Iran fordert von EU "realistischen Ansatz"

Als Reaktion auf die Proteste rief der Islamische Koordinationsrat für Entwicklung die Menschen im Iran dazu auf, "ihre revolutionäre Wut gegen Aufruhr und Randalierer auszudrücken". Wie ein Journalist der Zeitung "Schargh" berichtete, wurden zudem "Pensionäre" der Revolutionsgarden wegen der "aktuell heiklen Situation" gebeten, zusammenzukommen. Nach Angaben der staatlichen Nachrichtenagentur Irna sagte ein Kommandeur bei dem Treffen, drei Mitglieder der Basidsch-Miliz seien seit Beginn der Proteste getötet und 850 weitere verletzt worden.

Die Menschen im Iran hätten das Recht, "friedlich zu protestieren und die Grundrechte zu verteidigen", schrieb der EU-Außenbeauftragte Borrell nach einem Telefongespräch mit dem iranischen Außenminister Hossein Amir-Abdollahian auf Twitter. Dieser hatte laut einer offiziellen Erklärung in dem Telefonat am Freitag den Europäern empfohlen, "das Thema mit einem realistischen Ansatz zu betrachten". Wegen des gewaltsamen Vorgehens gegen Demonstranten im Iran hatten die EU-Länder sich am Mittwoch auf neue Sanktionen gegen Teheran geeinigt. Laut Diplomatenkreisen sollen die EU-Außenminister die Strafmaßnahmen am Montag bei einem Treffen in Luxemburg offiziell beschließen.

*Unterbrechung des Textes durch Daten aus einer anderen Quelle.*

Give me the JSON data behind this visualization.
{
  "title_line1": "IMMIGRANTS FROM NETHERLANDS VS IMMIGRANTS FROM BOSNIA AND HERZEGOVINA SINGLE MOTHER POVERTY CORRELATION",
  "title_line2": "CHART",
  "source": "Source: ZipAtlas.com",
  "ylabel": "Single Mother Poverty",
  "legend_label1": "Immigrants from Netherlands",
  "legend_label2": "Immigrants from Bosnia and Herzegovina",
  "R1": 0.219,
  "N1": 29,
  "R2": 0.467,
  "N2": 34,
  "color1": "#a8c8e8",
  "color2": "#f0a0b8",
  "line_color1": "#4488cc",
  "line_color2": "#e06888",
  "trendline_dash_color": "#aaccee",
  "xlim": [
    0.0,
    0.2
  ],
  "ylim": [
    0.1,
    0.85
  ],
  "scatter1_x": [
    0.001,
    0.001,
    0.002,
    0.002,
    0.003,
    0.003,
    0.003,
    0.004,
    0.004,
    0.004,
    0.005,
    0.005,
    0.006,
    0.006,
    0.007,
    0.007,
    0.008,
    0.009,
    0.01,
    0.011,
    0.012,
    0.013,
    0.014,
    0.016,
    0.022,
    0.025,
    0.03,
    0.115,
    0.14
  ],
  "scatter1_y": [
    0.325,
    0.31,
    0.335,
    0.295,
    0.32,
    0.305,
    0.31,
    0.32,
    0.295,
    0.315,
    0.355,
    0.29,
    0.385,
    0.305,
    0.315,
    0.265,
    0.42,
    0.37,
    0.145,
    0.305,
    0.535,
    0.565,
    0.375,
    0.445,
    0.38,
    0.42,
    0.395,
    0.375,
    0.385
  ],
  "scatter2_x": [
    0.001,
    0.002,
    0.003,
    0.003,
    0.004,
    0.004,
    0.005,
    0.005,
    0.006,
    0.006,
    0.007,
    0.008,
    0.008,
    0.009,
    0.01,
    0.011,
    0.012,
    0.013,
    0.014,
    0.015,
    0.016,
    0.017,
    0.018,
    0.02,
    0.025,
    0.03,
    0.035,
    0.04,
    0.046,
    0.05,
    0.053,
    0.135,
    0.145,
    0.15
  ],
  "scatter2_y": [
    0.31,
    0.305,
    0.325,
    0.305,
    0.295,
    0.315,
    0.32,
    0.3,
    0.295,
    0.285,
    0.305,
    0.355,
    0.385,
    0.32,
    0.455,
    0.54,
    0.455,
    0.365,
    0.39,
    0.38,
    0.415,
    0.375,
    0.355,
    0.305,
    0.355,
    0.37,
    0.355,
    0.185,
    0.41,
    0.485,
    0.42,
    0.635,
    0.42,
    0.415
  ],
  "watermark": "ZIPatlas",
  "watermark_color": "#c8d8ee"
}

Die Proteste im Iran waren durch den Tod der jungen Kurdin Mahsa Amini ausgelöst worden. Die 22-Jährige war am 16. September in Teheran gestorben, nachdem sie dort drei Tage zuvor von der Sittenpolizei wegen des Vorwurfs festgenommen wurde, ihr Kopftuch nicht den Vorschriften entsprechend getragen zu haben. Kritiker werfen der Sittenpolizei vor, Gewalt angewendet zu haben. Die Polizei weist die Vorwürfe entschieden zurück. Viele iranische Frauen protestierten danach, indem sie ihre Kopftücher abnahmen oder sich die Haare abschnitten.